1. Types of Monitoring Metrics and Application Scenarios
Counter: Used to record the number of events, such as the number of requests, number of errors, etc.
- Characteristics: Monotonically increasing, only increases, reset to 0 upon restart
- Scenarios: qps, error, number of completed tasks, etc.
Gauge: Used to record current values, such as memory usage, CPU utilization, etc.
- Characteristics: Can increase or decrease, a metric that can change arbitrarily
- Scenarios: cpu, mem, disk, network, etc.
Histogram and Summary are mainly used for calculating quantiles and analyzing the distribution of samples.
Histogram: Used to record the distribution of events, with Prometheus server calculating quantiles through buckets.
- Characteristics: Buckets (such as 10ms, 50ms, 100ms, etc.) need to be predefined to bucket sample values. Can aggregate global quantiles across instances (Summary cannot do this)
- Scenarios: Monitoring business interface latency, p95, p99
1histogram_quantile(0.99, sum(rate(http_request_duration_seconds_bucket[5m])) by (le))Summary:
- Characteristics: No need for buckets, quantiles are automatically maintained in the code. Cannot calculate global p99 across instances If you have 10 pods, each exposing p99, then Prometheus can no longer calculate the “p99 of the entire service”

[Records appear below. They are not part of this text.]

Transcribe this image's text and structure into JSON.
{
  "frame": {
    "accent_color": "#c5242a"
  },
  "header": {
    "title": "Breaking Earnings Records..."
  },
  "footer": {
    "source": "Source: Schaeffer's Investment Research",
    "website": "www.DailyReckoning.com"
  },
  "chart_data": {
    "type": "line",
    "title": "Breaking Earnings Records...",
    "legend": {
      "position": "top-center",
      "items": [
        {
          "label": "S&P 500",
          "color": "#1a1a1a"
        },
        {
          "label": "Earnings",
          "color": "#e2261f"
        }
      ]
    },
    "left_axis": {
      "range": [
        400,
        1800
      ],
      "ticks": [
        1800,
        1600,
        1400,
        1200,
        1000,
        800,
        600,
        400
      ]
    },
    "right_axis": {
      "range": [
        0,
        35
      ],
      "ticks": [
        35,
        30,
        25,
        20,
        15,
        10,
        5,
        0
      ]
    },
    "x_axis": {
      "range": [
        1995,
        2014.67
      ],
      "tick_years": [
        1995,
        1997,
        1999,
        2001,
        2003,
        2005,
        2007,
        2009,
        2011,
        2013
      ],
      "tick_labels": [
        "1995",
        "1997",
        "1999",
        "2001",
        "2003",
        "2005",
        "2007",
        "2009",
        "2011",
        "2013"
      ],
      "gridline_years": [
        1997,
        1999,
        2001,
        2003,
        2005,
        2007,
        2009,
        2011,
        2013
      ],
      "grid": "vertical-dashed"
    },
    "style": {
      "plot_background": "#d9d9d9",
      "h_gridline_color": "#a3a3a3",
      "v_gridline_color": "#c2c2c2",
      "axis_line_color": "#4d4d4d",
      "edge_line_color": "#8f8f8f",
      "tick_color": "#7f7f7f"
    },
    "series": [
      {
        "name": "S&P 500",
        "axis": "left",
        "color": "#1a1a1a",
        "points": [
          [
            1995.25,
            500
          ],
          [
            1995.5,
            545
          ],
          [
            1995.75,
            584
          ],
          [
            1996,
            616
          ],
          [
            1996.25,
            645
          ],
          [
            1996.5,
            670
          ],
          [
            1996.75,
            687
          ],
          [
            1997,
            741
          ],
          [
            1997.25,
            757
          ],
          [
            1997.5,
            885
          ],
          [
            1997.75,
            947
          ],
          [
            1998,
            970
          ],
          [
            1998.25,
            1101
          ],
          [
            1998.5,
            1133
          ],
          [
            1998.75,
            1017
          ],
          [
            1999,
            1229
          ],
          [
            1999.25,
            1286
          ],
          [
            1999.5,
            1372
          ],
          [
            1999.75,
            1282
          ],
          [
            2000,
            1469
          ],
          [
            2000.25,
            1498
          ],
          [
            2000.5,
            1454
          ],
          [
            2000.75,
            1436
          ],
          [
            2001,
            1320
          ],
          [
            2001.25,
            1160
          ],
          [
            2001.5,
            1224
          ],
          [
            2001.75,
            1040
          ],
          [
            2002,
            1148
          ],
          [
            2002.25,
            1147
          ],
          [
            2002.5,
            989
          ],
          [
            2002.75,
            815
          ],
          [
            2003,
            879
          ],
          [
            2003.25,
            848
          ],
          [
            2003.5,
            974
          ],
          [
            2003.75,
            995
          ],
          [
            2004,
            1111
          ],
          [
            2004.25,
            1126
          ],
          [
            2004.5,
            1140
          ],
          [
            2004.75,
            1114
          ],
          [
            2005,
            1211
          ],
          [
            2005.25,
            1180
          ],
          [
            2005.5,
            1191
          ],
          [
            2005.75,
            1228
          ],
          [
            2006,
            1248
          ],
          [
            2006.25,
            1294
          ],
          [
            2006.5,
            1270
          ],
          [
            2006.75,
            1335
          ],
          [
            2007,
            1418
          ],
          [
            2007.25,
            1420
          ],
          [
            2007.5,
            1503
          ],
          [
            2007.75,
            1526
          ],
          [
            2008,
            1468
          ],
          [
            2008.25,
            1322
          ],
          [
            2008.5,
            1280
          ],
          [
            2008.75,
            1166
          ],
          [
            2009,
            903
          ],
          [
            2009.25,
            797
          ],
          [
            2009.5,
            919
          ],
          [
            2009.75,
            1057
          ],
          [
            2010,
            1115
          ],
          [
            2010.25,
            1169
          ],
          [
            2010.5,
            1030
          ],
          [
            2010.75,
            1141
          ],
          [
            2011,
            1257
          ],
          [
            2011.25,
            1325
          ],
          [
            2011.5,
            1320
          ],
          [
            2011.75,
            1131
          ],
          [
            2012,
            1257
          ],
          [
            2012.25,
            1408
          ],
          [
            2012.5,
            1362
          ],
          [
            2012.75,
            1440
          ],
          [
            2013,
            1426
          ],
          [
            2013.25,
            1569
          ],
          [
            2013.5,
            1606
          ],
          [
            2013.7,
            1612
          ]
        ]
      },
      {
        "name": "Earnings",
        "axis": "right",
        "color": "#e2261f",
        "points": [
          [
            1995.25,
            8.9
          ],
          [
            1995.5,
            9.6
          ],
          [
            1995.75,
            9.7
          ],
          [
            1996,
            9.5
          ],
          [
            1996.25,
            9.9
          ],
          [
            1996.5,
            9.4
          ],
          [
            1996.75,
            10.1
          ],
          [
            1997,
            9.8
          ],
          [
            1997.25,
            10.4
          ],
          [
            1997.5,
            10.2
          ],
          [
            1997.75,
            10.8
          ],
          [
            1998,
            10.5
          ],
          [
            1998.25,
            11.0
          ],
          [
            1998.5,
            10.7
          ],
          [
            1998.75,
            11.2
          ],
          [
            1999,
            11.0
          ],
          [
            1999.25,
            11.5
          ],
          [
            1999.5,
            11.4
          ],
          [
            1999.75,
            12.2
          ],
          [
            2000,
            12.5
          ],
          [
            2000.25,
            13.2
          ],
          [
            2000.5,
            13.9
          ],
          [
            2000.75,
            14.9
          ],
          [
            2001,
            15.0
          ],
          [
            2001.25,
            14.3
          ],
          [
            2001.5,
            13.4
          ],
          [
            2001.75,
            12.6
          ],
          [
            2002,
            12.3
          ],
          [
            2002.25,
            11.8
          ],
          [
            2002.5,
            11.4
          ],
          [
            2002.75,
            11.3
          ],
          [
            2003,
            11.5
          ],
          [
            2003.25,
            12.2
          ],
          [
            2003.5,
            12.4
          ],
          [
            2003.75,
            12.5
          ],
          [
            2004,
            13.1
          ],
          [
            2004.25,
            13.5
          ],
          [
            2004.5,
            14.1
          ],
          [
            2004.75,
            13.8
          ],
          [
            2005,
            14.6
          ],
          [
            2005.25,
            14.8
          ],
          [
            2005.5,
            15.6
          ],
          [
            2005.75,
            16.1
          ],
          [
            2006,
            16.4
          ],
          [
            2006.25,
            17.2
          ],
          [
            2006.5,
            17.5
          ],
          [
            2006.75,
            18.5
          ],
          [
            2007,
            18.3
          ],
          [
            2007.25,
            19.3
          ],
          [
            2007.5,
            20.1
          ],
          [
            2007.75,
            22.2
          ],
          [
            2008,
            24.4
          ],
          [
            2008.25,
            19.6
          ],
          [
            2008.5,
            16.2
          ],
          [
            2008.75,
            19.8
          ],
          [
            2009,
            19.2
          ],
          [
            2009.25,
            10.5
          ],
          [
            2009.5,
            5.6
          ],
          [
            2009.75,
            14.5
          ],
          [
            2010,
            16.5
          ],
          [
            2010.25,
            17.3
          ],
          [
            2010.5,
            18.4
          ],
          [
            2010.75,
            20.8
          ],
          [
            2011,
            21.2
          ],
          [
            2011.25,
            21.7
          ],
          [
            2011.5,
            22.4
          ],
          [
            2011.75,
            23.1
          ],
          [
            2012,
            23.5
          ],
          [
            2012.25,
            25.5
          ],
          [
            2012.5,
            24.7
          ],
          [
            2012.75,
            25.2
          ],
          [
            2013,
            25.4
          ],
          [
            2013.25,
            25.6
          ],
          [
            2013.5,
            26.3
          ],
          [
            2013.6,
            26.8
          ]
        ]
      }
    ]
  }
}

- Scenarios: Independent statistical needs for each instance
The quantiles of Summary are calculated on the client (application) locally. Prometheus only needs to store the final p95, p99 values. However, it cannot aggregate global quantiles across instances. Histogram calculates quantiles on the server, and Histogram can aggregate data from multiple instances to determine the global quantiles of the entire service, which is the most commonly used method in k8s production environments.
2. Golden Metrics
- Latency
- QPS
- Error Rate
- Saturation